The accident was extreme. Four young children were locked inside the room when the house caught fire. But it was not surprising given the casual attitude of parents on children’s safety. And it was not new to Phuentsholing residents. The memories of three children, who were killed in a fire at the Toorsa river, when they were locked inside, are still fresh.

It is a tragedy that another three have had to perish in a similar situation and not long after the Toorsa accident. The incident reflects the plight of the families living in squatters and hutments along the border town. Economically disadvantaged and having to work for a living, leaving children unattended is common. Quite often, we see only children in labour camps or at cheap housing colonies.

With the pressure of urban life demanding a lot of time and some families even working double shifts, we hear many stories of parents leaving children at home, alone and locked from outside. They are not only the poor. Some have no time for their children, as they are busy gambling.

We have many regulations on safety, but this is one aspect that is missing. It is learnt that the Royal Bhutan Police is exploring the possibilities of penalising parents who leave their children unattended. They are exploring if it is backed by regulations.

Going by the number of innocent lives lost in such freak accidents, what the police are planning is a good decision. It will be difficult to check every home to see if children are left alone, but we need rules to remind people even for their children’s safety.

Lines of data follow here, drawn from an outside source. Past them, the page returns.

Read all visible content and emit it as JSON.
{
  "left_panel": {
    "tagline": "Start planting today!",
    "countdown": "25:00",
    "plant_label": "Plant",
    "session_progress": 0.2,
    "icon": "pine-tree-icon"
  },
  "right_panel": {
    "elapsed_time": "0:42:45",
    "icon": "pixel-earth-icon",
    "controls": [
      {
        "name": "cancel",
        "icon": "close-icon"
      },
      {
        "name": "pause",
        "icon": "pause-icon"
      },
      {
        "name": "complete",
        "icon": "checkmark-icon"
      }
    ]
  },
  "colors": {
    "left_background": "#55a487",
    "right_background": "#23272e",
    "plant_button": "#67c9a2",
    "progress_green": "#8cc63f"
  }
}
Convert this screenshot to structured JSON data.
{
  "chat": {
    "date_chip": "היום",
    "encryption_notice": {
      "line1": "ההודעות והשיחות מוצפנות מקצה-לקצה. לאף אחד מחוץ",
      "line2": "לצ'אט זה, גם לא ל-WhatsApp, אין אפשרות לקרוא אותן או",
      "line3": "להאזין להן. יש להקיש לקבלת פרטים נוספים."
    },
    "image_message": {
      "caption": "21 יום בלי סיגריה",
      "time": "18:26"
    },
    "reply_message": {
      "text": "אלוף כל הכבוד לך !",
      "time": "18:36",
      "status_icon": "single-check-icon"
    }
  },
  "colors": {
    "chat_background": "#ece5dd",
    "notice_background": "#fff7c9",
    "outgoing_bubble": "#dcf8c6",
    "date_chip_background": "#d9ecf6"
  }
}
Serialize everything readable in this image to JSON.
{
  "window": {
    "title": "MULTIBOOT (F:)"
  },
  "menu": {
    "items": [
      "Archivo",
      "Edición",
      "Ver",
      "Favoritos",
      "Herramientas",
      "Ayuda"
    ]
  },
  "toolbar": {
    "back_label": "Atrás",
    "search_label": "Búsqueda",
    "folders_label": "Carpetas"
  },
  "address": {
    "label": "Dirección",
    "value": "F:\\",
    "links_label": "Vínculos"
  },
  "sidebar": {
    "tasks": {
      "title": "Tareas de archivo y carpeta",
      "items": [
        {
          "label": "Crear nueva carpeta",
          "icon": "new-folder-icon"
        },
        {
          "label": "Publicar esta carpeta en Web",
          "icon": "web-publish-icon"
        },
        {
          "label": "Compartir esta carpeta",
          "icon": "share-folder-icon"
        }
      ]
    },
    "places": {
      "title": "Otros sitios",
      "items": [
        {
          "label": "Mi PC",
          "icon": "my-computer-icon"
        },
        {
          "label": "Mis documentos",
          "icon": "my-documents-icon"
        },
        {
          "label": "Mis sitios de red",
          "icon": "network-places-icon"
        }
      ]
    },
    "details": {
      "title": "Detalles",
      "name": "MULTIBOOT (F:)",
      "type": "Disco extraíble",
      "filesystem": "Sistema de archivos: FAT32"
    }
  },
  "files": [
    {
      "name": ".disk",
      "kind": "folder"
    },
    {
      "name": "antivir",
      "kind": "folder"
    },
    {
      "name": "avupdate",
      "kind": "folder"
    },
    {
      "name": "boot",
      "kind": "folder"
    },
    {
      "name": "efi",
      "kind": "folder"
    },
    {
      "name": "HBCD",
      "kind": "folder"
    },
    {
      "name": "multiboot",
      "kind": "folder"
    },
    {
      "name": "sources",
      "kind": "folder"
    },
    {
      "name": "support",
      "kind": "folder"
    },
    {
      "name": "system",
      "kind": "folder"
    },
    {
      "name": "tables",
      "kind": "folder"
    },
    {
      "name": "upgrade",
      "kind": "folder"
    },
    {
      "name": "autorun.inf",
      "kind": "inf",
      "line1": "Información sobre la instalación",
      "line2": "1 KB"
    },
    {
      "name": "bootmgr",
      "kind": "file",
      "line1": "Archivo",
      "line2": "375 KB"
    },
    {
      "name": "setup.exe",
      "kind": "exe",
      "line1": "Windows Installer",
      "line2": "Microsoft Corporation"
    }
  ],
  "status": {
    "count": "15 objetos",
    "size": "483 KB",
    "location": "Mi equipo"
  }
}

In most countries, not attending to their own children is a crime. If a child dies because of negligence, parents are charged for involuntary manslaughter.

This will be difficult, but it will help parents take better care of their children. Today we feel for the parents not realizing that it was their negligence that caused the death of an innocent child.

However, legislation alone will not help. In the end some of the accidents are caused by human error and some by sheer negligence. What we should do is start with awareness. We need not tell parents to take care of their children, but we can warn them of dangers when a child is left alone or locked inside a house.